École nationale des sciences appliquées de Tanger
- Type: Public engineering school
- Established: 1997
- Affiliation: Abdelmalek Essaâdi University
- Students: 1,253
- Location: Tangier, Morocco
- Website: ensat.ac.ma

= École nationale des sciences appliquées de Tanger =

The École nationale des sciences appliquées de Tanger (ENSAT) is a Moroccan public engineering school located in Tangier. It was established in 1997 by Abdelmalek Essaâdi University in partnership with the Institut national des sciences appliquées de Lyon. ENSAT is part of the national network of Écoles nationales des sciences appliquées (ENSA), a group of public engineering schools in Morocco.

== History ==

ENSAT was established in 1997 as part of the expansion of engineering education in Morocco. It is the first institution of the ENSA network.

== Academic programs ==

The engineering program at ENSAT extends over five years and is divided into two cycles:
- a two-year integrated preparatory cycle;
- a three-year engineering cycle leading to the state engineering degree.

The curriculum combines theoretical instruction, practical work, and internships.
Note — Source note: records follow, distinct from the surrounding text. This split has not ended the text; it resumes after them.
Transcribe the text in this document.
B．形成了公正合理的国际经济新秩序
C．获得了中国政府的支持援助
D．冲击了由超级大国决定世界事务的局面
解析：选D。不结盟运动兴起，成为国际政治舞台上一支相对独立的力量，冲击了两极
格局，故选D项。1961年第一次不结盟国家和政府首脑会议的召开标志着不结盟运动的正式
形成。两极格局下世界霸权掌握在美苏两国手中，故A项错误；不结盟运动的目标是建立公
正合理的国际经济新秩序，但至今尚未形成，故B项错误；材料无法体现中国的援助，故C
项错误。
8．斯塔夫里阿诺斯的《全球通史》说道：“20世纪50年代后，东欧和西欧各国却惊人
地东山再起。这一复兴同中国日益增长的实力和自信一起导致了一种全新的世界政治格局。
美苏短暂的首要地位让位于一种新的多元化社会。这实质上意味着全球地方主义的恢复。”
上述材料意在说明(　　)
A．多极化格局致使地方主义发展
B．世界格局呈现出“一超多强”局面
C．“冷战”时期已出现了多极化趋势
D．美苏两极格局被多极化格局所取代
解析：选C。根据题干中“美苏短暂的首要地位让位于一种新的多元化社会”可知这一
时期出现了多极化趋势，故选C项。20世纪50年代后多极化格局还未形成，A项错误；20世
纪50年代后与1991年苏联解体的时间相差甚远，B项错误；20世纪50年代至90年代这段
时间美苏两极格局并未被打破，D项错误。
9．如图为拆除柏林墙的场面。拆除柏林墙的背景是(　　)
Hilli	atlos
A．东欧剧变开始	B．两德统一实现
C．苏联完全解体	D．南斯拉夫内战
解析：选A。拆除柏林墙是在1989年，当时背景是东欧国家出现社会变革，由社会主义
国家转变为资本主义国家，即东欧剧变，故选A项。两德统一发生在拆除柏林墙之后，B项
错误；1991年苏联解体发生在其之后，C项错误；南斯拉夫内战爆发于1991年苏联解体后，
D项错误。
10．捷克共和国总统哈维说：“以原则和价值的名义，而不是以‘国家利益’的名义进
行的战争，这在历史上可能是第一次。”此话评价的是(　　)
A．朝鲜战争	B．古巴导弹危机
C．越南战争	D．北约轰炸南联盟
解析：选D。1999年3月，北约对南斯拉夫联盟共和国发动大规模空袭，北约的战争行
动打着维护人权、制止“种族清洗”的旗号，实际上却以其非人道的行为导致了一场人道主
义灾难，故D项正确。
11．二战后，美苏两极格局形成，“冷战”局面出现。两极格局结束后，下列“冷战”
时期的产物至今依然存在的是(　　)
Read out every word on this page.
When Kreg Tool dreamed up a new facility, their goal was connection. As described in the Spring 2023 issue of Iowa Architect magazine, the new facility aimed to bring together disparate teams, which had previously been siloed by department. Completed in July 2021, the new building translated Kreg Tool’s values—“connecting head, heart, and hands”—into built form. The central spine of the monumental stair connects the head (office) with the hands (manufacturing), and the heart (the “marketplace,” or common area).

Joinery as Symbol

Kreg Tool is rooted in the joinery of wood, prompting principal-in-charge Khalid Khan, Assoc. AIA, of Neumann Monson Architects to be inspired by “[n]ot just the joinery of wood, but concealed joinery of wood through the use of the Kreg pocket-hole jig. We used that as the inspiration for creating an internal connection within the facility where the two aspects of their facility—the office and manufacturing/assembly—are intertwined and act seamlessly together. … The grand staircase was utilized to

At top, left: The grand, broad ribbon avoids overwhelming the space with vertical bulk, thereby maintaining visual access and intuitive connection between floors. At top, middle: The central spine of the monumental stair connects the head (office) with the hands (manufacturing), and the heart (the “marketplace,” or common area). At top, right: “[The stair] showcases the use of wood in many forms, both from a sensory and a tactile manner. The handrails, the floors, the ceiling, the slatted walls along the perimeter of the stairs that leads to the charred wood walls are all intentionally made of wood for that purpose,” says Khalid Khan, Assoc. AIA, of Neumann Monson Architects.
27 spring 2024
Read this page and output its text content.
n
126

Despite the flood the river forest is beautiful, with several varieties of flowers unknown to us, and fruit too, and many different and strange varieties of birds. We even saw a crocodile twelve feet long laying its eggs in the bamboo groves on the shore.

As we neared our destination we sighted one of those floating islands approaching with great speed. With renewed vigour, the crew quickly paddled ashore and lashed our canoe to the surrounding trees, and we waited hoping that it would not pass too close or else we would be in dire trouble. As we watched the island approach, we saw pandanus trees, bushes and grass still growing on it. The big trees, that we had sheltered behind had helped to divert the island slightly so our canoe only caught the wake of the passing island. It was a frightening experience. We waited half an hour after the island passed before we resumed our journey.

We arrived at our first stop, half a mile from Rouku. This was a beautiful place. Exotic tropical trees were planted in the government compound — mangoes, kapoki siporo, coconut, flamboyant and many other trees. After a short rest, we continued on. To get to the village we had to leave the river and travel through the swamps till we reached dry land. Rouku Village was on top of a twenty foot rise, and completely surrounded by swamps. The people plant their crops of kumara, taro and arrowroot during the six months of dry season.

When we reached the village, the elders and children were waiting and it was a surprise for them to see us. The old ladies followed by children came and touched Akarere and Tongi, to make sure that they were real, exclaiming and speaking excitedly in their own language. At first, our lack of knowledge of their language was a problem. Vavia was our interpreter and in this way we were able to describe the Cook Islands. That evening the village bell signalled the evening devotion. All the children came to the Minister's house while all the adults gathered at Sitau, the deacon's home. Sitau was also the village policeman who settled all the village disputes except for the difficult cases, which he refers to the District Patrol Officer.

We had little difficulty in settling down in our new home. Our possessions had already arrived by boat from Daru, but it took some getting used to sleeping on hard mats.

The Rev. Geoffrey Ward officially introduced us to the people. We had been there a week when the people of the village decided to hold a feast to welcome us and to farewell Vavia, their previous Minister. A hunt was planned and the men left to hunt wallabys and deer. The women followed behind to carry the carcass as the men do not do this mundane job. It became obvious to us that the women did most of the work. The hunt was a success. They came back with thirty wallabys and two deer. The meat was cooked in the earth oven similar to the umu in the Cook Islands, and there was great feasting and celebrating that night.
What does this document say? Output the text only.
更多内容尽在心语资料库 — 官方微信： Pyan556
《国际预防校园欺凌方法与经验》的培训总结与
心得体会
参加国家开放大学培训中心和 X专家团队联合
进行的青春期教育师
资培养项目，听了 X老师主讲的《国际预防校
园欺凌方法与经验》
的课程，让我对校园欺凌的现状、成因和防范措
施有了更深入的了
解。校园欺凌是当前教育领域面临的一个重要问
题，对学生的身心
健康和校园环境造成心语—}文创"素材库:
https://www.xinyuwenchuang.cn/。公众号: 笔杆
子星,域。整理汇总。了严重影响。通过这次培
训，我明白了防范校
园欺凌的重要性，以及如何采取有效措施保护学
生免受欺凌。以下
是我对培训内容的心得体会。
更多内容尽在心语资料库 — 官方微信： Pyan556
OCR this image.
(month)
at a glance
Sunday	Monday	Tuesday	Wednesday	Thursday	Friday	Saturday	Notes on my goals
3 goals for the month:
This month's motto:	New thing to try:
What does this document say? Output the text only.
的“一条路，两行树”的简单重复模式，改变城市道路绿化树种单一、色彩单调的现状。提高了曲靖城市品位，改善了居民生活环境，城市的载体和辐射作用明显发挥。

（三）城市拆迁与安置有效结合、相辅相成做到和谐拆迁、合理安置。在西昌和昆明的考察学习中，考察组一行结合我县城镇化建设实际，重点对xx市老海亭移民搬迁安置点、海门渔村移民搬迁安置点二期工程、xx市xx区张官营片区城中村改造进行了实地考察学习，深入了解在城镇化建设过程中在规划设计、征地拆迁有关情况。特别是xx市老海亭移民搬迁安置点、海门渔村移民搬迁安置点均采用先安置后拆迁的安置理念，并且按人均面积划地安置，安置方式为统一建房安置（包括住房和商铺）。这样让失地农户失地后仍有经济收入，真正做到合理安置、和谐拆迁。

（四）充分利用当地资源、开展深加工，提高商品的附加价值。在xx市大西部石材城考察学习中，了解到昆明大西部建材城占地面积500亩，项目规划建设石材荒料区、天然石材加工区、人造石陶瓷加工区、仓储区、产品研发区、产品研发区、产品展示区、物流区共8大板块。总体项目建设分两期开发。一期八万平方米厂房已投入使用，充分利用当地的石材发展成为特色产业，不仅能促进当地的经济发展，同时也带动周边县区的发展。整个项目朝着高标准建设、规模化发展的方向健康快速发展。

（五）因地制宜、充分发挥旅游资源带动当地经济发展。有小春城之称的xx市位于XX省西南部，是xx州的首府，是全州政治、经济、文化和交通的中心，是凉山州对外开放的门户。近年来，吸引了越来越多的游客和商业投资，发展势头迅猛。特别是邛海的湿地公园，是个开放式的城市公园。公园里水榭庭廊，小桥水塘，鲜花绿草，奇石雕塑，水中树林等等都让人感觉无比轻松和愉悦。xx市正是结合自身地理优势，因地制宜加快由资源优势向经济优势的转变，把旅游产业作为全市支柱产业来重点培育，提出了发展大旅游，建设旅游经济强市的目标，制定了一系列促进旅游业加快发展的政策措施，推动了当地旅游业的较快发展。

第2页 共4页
It also includes courses in humanities, social sciences, and management.

=== Preparatory cycle ===

The preparatory cycle provides a general foundation in scientific disciplines, including mathematics, physics, chemistry, and computer science. It also includes training in languages, particularly English, as well as introductory courses in engineering and management.

=== Engineering cycle ===

The engineering cycle consists of three years of specialization. The final semester is typically dedicated to a final-year project (PFE), usually carried out in collaboration with an industrial partner.

Students may choose from several engineering specializations:

- Telecommunications and network systems engineering
- Electronic and automatic systems engineering
- Computer engineering
- Industrial and logistics engineering
- Eco-energy and industrial environmental engineering
- Cybersecurity engineering

== Admission ==

Admission to ENSAT is based on a national competitive examination following a preselection phase based on academic performance in secondary education. Parallel admission procedures allow entry into the third or fourth year for candidates with relevant higher education qualifications.

== Student life ==

Student life at ENSAT includes a range of cultural, scientific, and social activities organized through student clubs and associations. A student body coordinates many of these activities within the institution.